Some members of the Hayward Community Task
Force discuss sanctuary cities at its meeting on
Wednesday night.

HAYWARD CITY COUNCIL
A Hayward community task force on Wednesday voiced near unanimity for recommending to the Hayward City Council that it formally declare itself a sanctuary city.

The task force was formed by the City Council in January not to study the sanctuary city issue, but to update its decades-old Anti-Discrimination Action Plan. But in tandem with sanctuary cities continuing to be national boilerplate and Hayward’s place as one of the few East Bay cities yet to take a position on the issue, city staff recently asked the task force to weigh-in.

Wednesday night’s recommendation appears to be a prelude to the Hayward City Council taking up the sanctuary city debate soon.
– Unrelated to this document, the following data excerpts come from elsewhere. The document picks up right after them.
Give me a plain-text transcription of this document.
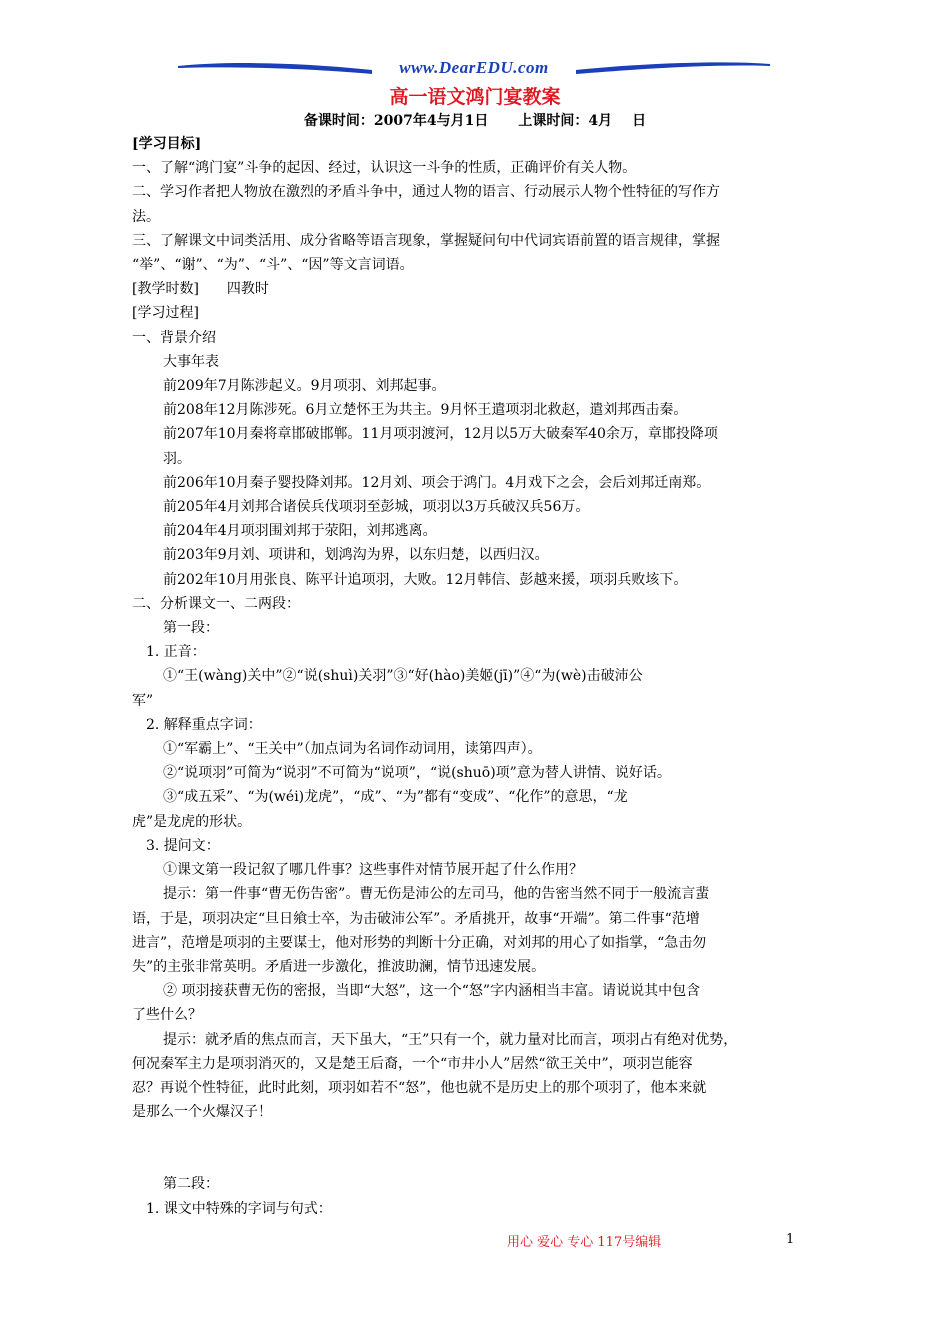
www.DearEDU.com
高一语文鸿门宴教案
备课时间：2007年4与月1日 上课时间：4月 日

[学习目标]

一、了解“鸿门宴”斗争的起因、经过，认识这一斗争的性质，正确评价有关人物。

二、学习作者把人物放在激烈的矛盾斗争中，通过人物的语言、行动展示人物个性特征的写作方

法。

三、了解课文中词类活用、成分省略等语言现象，掌握疑问句中代词宾语前置的语言规律，掌握

“举”、“谢”、“为”、“斗”、“因”等文言词语。

[教学时数]　　四教时

[学习过程]

一、背景介绍

大事年表

前209年7月陈涉起义。9月项羽、刘邦起事。

前208年12月陈涉死。6月立楚怀王为共主。9月怀王遣项羽北救赵，遣刘邦西击秦。

前207年10月秦将章邯破邯郸。11月项羽渡河，12月以5万大破秦军40余万，章邯投降项

羽。

前206年10月秦子婴投降刘邦。12月刘、项会于鸿门。4月戏下之会，会后刘邦迁南郑。

前205年4月刘邦合诸侯兵伐项羽至彭城，项羽以3万兵破汉兵56万。

前204年4月项羽围刘邦于荥阳，刘邦逃离。

前203年9月刘、项讲和，划鸿沟为界，以东归楚，以西归汉。

前202年10月用张良、陈平计追项羽，大败。12月韩信、彭越来援，项羽兵败垓下。

二、分析课文一、二两段：

第一段：

1. 正音：

①“王(wàng)关中”②“说(shuì)关羽”③“好(hào)美姬(jī)”④“为(wè)击破沛公

军”

2. 解释重点字词：

①“军霸上”、“王关中”（加点词为名词作动词用，读第四声）。

②“说项羽”可简为“说羽”不可简为“说项”，“说(shuō)项”意为替人讲情、说好话。

③“成五采”、“为(wéi)龙虎”，“成”、“为”都有“变成”、“化作”的意思，“龙

虎”是龙虎的形状。

3. 提问文：

①课文第一段记叙了哪几件事？这些事件对情节展开起了什么作用？

提示：第一件事“曹无伤告密”。曹无伤是沛公的左司马，他的告密当然不同于一般流言蜚

语，于是，项羽决定“旦日飨士卒，为击破沛公军”。矛盾挑开，故事“开端”。第二件事“范增

进言”，范增是项羽的主要谋士，他对形势的判断十分正确，对刘邦的用心了如指掌，“急击勿

失”的主张非常英明。矛盾进一步激化，推波助澜，情节迅速发展。

② 项羽接获曹无伤的密报，当即“大怒”，这一个“怒”字内涵相当丰富。请说说其中包含

了些什么？

提示：就矛盾的焦点而言，天下虽大，“王”只有一个，就力量对比而言，项羽占有绝对优势，

何况秦军主力是项羽消灭的，又是楚王后裔，一个“市井小人”居然“欲王关中”，项羽岂能容

忍？再说个性特征，此时此刻，项羽如若不“怒”，他也就不是历史上的那个项羽了，他本来就

是那么一个火爆汉子！

第二段：

1. 课文中特殊的字词与句式：

用心 爱心 专心 117号编辑	1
Hayward Mayor Barbara Halliday said the City Council plans to place the item on the agenda sometime in May. “We will be doing something more along the lines of a fuller kind of statement of our values,” said Halliday, who appeared swayed by comments made that night by task force members. “What people have said here tonight has really made a difference in how we move forward,” she said.
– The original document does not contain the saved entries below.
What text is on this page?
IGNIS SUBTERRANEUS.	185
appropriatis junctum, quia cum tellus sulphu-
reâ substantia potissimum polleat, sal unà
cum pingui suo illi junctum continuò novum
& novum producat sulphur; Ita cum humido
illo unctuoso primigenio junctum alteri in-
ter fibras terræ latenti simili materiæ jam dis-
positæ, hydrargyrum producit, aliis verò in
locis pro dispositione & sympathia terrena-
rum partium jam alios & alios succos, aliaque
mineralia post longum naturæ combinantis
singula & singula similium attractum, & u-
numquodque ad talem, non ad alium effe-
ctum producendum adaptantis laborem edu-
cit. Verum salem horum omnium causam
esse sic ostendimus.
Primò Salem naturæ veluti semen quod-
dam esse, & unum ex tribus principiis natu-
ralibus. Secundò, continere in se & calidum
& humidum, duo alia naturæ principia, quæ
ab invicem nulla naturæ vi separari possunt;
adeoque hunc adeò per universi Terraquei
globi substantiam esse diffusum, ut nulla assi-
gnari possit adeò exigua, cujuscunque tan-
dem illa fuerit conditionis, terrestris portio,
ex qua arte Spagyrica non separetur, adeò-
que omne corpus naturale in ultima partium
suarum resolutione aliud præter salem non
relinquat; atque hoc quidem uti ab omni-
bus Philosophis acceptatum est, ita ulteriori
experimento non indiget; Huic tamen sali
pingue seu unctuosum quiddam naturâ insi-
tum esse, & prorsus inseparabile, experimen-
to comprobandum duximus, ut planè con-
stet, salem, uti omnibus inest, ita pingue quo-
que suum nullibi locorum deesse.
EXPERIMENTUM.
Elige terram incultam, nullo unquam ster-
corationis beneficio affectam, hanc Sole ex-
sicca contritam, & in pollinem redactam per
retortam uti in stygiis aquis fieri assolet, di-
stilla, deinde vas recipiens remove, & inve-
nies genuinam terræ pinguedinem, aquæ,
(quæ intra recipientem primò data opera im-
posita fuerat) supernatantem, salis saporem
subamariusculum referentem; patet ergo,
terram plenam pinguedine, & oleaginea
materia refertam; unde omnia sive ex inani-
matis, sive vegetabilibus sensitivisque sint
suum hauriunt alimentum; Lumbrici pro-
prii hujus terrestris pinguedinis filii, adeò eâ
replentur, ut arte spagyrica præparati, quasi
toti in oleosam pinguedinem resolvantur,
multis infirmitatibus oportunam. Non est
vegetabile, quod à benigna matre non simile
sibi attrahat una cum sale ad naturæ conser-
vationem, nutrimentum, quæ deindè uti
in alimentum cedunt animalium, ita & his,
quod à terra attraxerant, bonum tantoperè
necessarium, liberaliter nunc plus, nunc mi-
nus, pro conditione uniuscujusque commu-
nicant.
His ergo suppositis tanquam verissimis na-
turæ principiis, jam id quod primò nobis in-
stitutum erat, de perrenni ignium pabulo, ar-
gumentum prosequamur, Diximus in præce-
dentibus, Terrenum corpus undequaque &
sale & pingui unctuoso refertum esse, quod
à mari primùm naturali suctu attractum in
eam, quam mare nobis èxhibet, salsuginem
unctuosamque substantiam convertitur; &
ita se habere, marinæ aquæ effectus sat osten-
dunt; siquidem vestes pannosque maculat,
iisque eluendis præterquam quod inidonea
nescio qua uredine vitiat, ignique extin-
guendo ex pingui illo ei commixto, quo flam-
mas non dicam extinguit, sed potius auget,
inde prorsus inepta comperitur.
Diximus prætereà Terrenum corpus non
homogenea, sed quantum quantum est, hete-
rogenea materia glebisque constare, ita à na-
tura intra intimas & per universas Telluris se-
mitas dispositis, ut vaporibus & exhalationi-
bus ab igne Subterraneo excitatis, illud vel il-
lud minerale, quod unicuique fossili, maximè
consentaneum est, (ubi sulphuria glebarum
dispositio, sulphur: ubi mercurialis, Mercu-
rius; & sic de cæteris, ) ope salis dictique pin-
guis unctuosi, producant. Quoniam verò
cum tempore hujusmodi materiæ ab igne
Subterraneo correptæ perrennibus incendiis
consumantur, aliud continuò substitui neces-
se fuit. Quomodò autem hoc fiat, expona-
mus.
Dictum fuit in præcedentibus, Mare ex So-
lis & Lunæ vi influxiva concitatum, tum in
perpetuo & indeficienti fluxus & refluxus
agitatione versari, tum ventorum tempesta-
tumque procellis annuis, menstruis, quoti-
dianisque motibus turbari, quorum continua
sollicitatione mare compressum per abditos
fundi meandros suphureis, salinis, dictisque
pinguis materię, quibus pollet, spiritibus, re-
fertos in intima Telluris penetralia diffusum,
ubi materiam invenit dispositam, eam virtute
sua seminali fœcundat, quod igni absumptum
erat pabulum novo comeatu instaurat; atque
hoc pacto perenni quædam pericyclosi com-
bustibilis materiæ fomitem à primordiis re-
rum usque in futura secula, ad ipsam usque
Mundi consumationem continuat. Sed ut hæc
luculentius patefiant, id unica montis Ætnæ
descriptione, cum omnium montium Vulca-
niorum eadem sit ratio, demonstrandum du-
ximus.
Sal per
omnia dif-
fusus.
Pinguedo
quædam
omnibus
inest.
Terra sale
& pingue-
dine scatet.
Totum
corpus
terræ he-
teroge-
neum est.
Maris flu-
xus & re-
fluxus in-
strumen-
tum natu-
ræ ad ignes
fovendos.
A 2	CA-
In recent months, and up until the previous night’s council meeting, Halliday had sided with an argument proffered by city staff that deemed the sanctuary city label in Hayward as superfluous and that the city’s policies were similar to the formal declaration made by other neighboring cities. The potential loss of federal funding also previously weighed heavily on Halliday’s thinking, especially more than $20 million in planned funding requests tied to improvements of Hayward’s airport.
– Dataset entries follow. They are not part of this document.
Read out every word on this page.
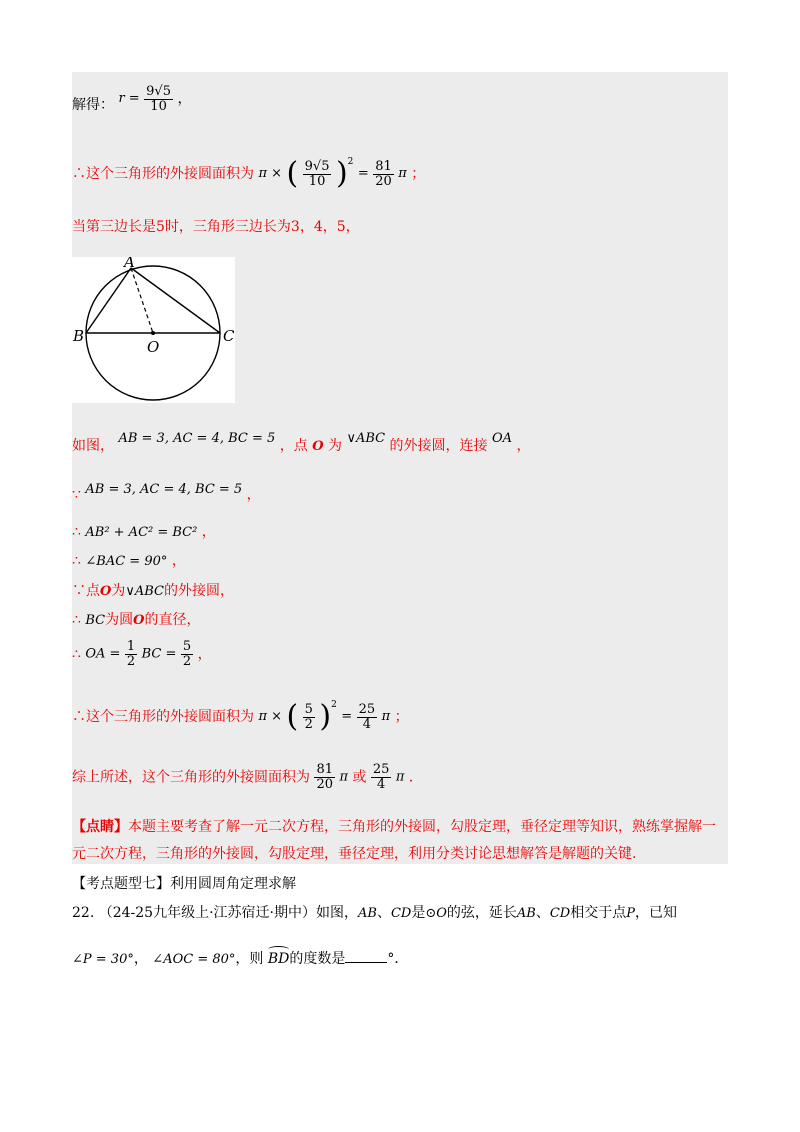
解得： $r = \frac{9√5}{10}$ ，
∴这个三角形的外接圆面积为 π × ( $\frac{9√5}{10} )^2 = \frac{81}{20}$ π ；
当第三边长是5时，三角形三边长为3，4，5，
A
B	C
O
如图， AB = 3, AC = 4, BC = 5 ，点 O 为 ∨ABC 的外接圆，连接 OA ，
∵ AB = 3, AC = 4, BC = 5 ，
∴ AB² + AC² = BC² ，
∴ ∠BAC = 90° ，
∵点O为∨ABC的外接圆，
∴ BC为圆O的直径，
∴ OA = $\frac{1}{2}$ BC = $\frac{5}{2}$ ，
∴这个三角形的外接圆面积为 π × ( $\frac{5}{2} )^2 = \frac{25}{4}$ π ；
综上所述，这个三角形的外接圆面积为 $\frac{81}{20}$ π 或 $\frac{25}{4}$ π ．
【点睛】本题主要考查了解一元二次方程，三角形的外接圆，勾股定理，垂径定理等知识，熟练掌握解一
元二次方程，三角形的外接圆，勾股定理，垂径定理，利用分类讨论思想解答是解题的关键.
【考点题型七】利用圆周角定理求解
22. （24-25九年级上·江苏宿迁·期中）如图，AB、CD是⊙O的弦，延长AB、CD相交于点P，已知
∠P = 30°， ∠AOC = 80°，则 BD的度数是	°．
However, Halliday said the council isn’t likely any loner to take into account the potential loss of funding. “I think we’re going to lose funding no matter what we do,” said Halliday. “I don’t think money is what is key here. I do think what the city wants to do is what’s right for Hayward and I know my own concern is just to do whatever we can to really help people.”

The community task force, which at full strength, maintains a membership of 22 residents, only included 13 members on Wednesday night. A motion calling for Hayward to become a sanctuary city garnered 11 votes, while a single task force member voted against and another abstained.

The vote was far more of a statement than an online survey administered recently by city staff asking the same sanctuary city question. In that blind survey, eight task force members backed becoming a sanctuary city, while six opposed, and two were not sure.

A reason for the change in sentiments may have been a number of passionate speeches offered by some task force members and members of the public in support of Hayward becoming a sanctuary city. “I think we’re confusing the word safe with solidarity. It goes to the point of taking a stand and saying we all stand together,” said task force member Kari McAlister. She equated the issue to the City Council’s a resolution opposing Proposition 8, the state initiative in 2008 eliminating the rights of same-sex marriages.

Back then, said McAlister, some angrily denounced the council and urged for their recall, “yet the council stood up and said ‘We’re going to do what is right here and we’re going to support our community’ and the LGBT part of our community didn’t feel safer, but we felt there was solidarity.”

Stephanie Spencer, a member of the Eden Area Interfaith Council, advocated for making a statement of support for residents and also a rebuke of President Trump’s policies. “I think we’re really kind of looking for a rational response to an irrational situation,” said Spencer. “We have no idea what’s going to happen. In a situation like this we need to look at our deepest, most clearest values to make decisions based on things that don’t change.”

Former Hayward Councilmember Kevin Dowling, also a member of the task force, not only advocated for sanctuary cities, but believes Hayward should join current lawsuits brought by San Francisco and Santa Clara Counties against Trump’s executive order that threatens sanctuary cities with the loss of federal funding.

Dowling, a close adviser to Halliday, painted the Trump administration as disorganized and much less of a threat than originally thought. “ICE can’t even put out a list of sanctuary cities that is correct,” said Dowling. In addition, most of the discretionary federal grants Hayward might be eyeing are not likely to be issued anyway, he said. “The Bay Area is not going to be a favored location whether we declare ourselves a sanctuary city or not.”

However, a few task force members were clearly wary about registering a public vote on the sanctuary city topic. Task force member Randy Wright said he signed up for the task force to update the city’s anti-discrimination plan, not to enter a debate on sanctuary cities. “The conversations that I’ve had with the public, all the feedback has been based on experiences of discrimination and not the topic of sanctuary city,” he said. “I don’t want us to create a false sense of protection and us be responsible for it,” said Wright. “It needs to be, in this political climate, with the city council and not us.”